O Estado de S. Paulo
Em vez de ‘fechar’ o País, Brasil deveria ter adotado o ‘pulo do gato’ que um dia a Coreia do Sul deu. Novo governo pode reverter este processo
A reindustrialização do Brasil é uma das
prioridades que o presidente eleito Luiz Inácio Lula da Silva elencou na sua
primeira declaração pública. Esta é uma declaração da maior importância, porque
a reindustrialização vai afetar de maneira positiva todas as atividades de
pesquisa e ensino superior do País e da educação em geral, duramente atingidas
pelas políticas de indiferença e descaso que o atual governo adotou nos últimos
quatro anos.
O sucesso do setor agropecuário no Brasil –
que nos levou a ser um grande produtor e exportador de grãos – deve muito à
atividade de pesquisa e difusão da Embrapa e de algumas excelentes escolas de
agricultura, como a Luiz de Queiroz, da Universidade de São Paulo (USP), a de
Viçosa e outras. Não só tecnologias para enriquecimento dos solos foram
desenvolvidas, como também pesquisas científicas de ponta permitiram a seleção
de melhores cepas e o consequente aumento da produtividade.

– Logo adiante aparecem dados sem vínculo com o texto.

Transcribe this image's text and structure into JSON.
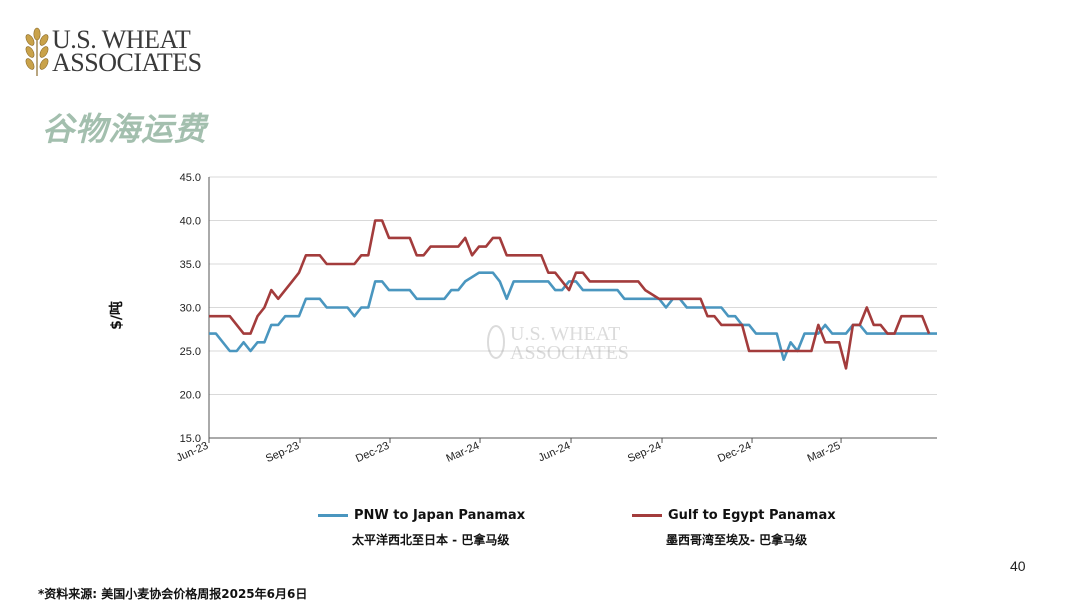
{
  "header": {
    "logo_line1": "U.S. WHEAT",
    "logo_line2": "ASSOCIATES",
    "title": "谷物海运费"
  },
  "watermark": {
    "line1": "U.S. WHEAT",
    "line2": "ASSOCIATES"
  },
  "footer": {
    "source": "*资料来源: 美国小麦协会价格周报2025年6月6日",
    "page_number": "40"
  },
  "colors": {
    "pnw": "#4a96bf",
    "gulf": "#a33c3c",
    "title": "#a3bfae",
    "grid": "#d9d9d9"
  },
  "chart_data": {
    "type": "line",
    "ylabel": "$/吨",
    "ylim": [
      15,
      45
    ],
    "yticks": [
      "15.0",
      "20.0",
      "25.0",
      "30.0",
      "35.0",
      "40.0",
      "45.0"
    ],
    "xlim": [
      "2023-06-01",
      "2025-06-06"
    ],
    "xticks": [
      {
        "label": "Jun-23",
        "date": "2023-06-01"
      },
      {
        "label": "Sep-23",
        "date": "2023-09-01"
      },
      {
        "label": "Dec-23",
        "date": "2023-12-01"
      },
      {
        "label": "Mar-24",
        "date": "2024-03-01"
      },
      {
        "label": "Jun-24",
        "date": "2024-06-01"
      },
      {
        "label": "Sep-24",
        "date": "2024-09-01"
      },
      {
        "label": "Dec-24",
        "date": "2024-12-01"
      },
      {
        "label": "Mar-25",
        "date": "2025-03-01"
      }
    ],
    "series": [
      {
        "name": "PNW to Japan Panamax",
        "subtitle": "太平洋西北至日本 - 巴拿马级",
        "color": "#4a96bf",
        "points": [
          [
            "2023-06-01",
            27
          ],
          [
            "2023-06-08",
            27
          ],
          [
            "2023-06-22",
            25
          ],
          [
            "2023-06-29",
            25
          ],
          [
            "2023-07-06",
            26
          ],
          [
            "2023-07-13",
            25
          ],
          [
            "2023-07-20",
            26
          ],
          [
            "2023-07-27",
            26
          ],
          [
            "2023-08-03",
            28
          ],
          [
            "2023-08-10",
            28
          ],
          [
            "2023-08-17",
            29
          ],
          [
            "2023-08-31",
            29
          ],
          [
            "2023-09-07",
            31
          ],
          [
            "2023-09-21",
            31
          ],
          [
            "2023-09-28",
            30
          ],
          [
            "2023-10-19",
            30
          ],
          [
            "2023-10-26",
            29
          ],
          [
            "2023-11-02",
            30
          ],
          [
            "2023-11-09",
            30
          ],
          [
            "2023-11-16",
            33
          ],
          [
            "2023-11-23",
            33
          ],
          [
            "2023-11-30",
            32
          ],
          [
            "2023-12-21",
            32
          ],
          [
            "2023-12-28",
            31
          ],
          [
            "2024-01-25",
            31
          ],
          [
            "2024-02-01",
            32
          ],
          [
            "2024-02-08",
            32
          ],
          [
            "2024-02-15",
            33
          ],
          [
            "2024-02-29",
            34
          ],
          [
            "2024-03-14",
            34
          ],
          [
            "2024-03-21",
            33
          ],
          [
            "2024-03-28",
            31
          ],
          [
            "2024-04-04",
            33
          ],
          [
            "2024-05-09",
            33
          ],
          [
            "2024-05-16",
            32
          ],
          [
            "2024-05-23",
            32
          ],
          [
            "2024-05-30",
            33
          ],
          [
            "2024-06-06",
            33
          ],
          [
            "2024-06-13",
            32
          ],
          [
            "2024-07-18",
            32
          ],
          [
            "2024-07-25",
            31
          ],
          [
            "2024-08-15",
            31
          ],
          [
            "2024-08-22",
            31
          ],
          [
            "2024-08-29",
            31
          ],
          [
            "2024-09-05",
            30
          ],
          [
            "2024-09-12",
            31
          ],
          [
            "2024-09-19",
            31
          ],
          [
            "2024-09-26",
            30
          ],
          [
            "2024-10-24",
            30
          ],
          [
            "2024-10-31",
            30
          ],
          [
            "2024-11-07",
            29
          ],
          [
            "2024-11-14",
            29
          ],
          [
            "2024-11-21",
            28
          ],
          [
            "2024-11-28",
            28
          ],
          [
            "2024-12-05",
            27
          ],
          [
            "2024-12-26",
            27
          ],
          [
            "2025-01-02",
            24
          ],
          [
            "2025-01-09",
            26
          ],
          [
            "2025-01-16",
            25
          ],
          [
            "2025-01-23",
            27
          ],
          [
            "2025-01-30",
            27
          ],
          [
            "2025-02-06",
            27
          ],
          [
            "2025-02-13",
            28
          ],
          [
            "2025-02-20",
            27
          ],
          [
            "2025-02-27",
            27
          ],
          [
            "2025-03-06",
            27
          ],
          [
            "2025-03-13",
            28
          ],
          [
            "2025-03-20",
            28
          ],
          [
            "2025-03-27",
            27
          ],
          [
            "2025-04-03",
            27
          ],
          [
            "2025-06-06",
            27
          ]
        ]
      },
      {
        "name": "Gulf to Egypt Panamax",
        "subtitle": "墨西哥湾至埃及- 巴拿马级",
        "color": "#a33c3c",
        "points": [
          [
            "2023-06-01",
            29
          ],
          [
            "2023-06-22",
            29
          ],
          [
            "2023-07-06",
            27
          ],
          [
            "2023-07-13",
            27
          ],
          [
            "2023-07-20",
            29
          ],
          [
            "2023-07-27",
            30
          ],
          [
            "2023-08-03",
            32
          ],
          [
            "2023-08-10",
            31
          ],
          [
            "2023-08-17",
            32
          ],
          [
            "2023-08-24",
            33
          ],
          [
            "2023-08-31",
            34
          ],
          [
            "2023-09-07",
            36
          ],
          [
            "2023-09-21",
            36
          ],
          [
            "2023-09-28",
            35
          ],
          [
            "2023-10-26",
            35
          ],
          [
            "2023-11-02",
            36
          ],
          [
            "2023-11-09",
            36
          ],
          [
            "2023-11-16",
            40
          ],
          [
            "2023-11-23",
            40
          ],
          [
            "2023-11-30",
            38
          ],
          [
            "2023-12-21",
            38
          ],
          [
            "2023-12-28",
            36
          ],
          [
            "2024-01-04",
            36
          ],
          [
            "2024-01-11",
            37
          ],
          [
            "2024-01-18",
            37
          ],
          [
            "2024-02-08",
            37
          ],
          [
            "2024-02-15",
            38
          ],
          [
            "2024-02-22",
            36
          ],
          [
            "2024-02-29",
            37
          ],
          [
            "2024-03-07",
            37
          ],
          [
            "2024-03-14",
            38
          ],
          [
            "2024-03-21",
            38
          ],
          [
            "2024-03-28",
            36
          ],
          [
            "2024-05-02",
            36
          ],
          [
            "2024-05-09",
            34
          ],
          [
            "2024-05-16",
            34
          ],
          [
            "2024-05-30",
            32
          ],
          [
            "2024-06-06",
            34
          ],
          [
            "2024-06-13",
            34
          ],
          [
            "2024-06-20",
            33
          ],
          [
            "2024-08-08",
            33
          ],
          [
            "2024-08-15",
            32
          ],
          [
            "2024-08-29",
            31
          ],
          [
            "2024-10-10",
            31
          ],
          [
            "2024-10-17",
            29
          ],
          [
            "2024-10-24",
            29
          ],
          [
            "2024-10-31",
            28
          ],
          [
            "2024-11-21",
            28
          ],
          [
            "2024-11-28",
            25
          ],
          [
            "2025-01-30",
            25
          ],
          [
            "2025-02-06",
            28
          ],
          [
            "2025-02-13",
            26
          ],
          [
            "2025-02-27",
            26
          ],
          [
            "2025-03-06",
            23
          ],
          [
            "2025-03-13",
            28
          ],
          [
            "2025-03-20",
            28
          ],
          [
            "2025-03-27",
            30
          ],
          [
            "2025-04-03",
            28
          ],
          [
            "2025-04-10",
            28
          ],
          [
            "2025-04-17",
            27
          ],
          [
            "2025-04-24",
            27
          ],
          [
            "2025-05-01",
            29
          ],
          [
            "2025-05-22",
            29
          ],
          [
            "2025-05-29",
            27
          ]
        ]
      }
    ]
  }
}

Em contraste, parte da indústria se manteve
operando com tecnologias obsoletas, sem incentivos para procurar as
universidades e institutos de pesquisa para ajudá-la a resolver seus problemas
e aumentar sua produtividade.
As causas para este atraso são antigas e, na análise de Edmar Bacha, se devem à adoção de um modelo de desenvolvimento baseado na proibição de importações para estimular a produção de similares nacionais.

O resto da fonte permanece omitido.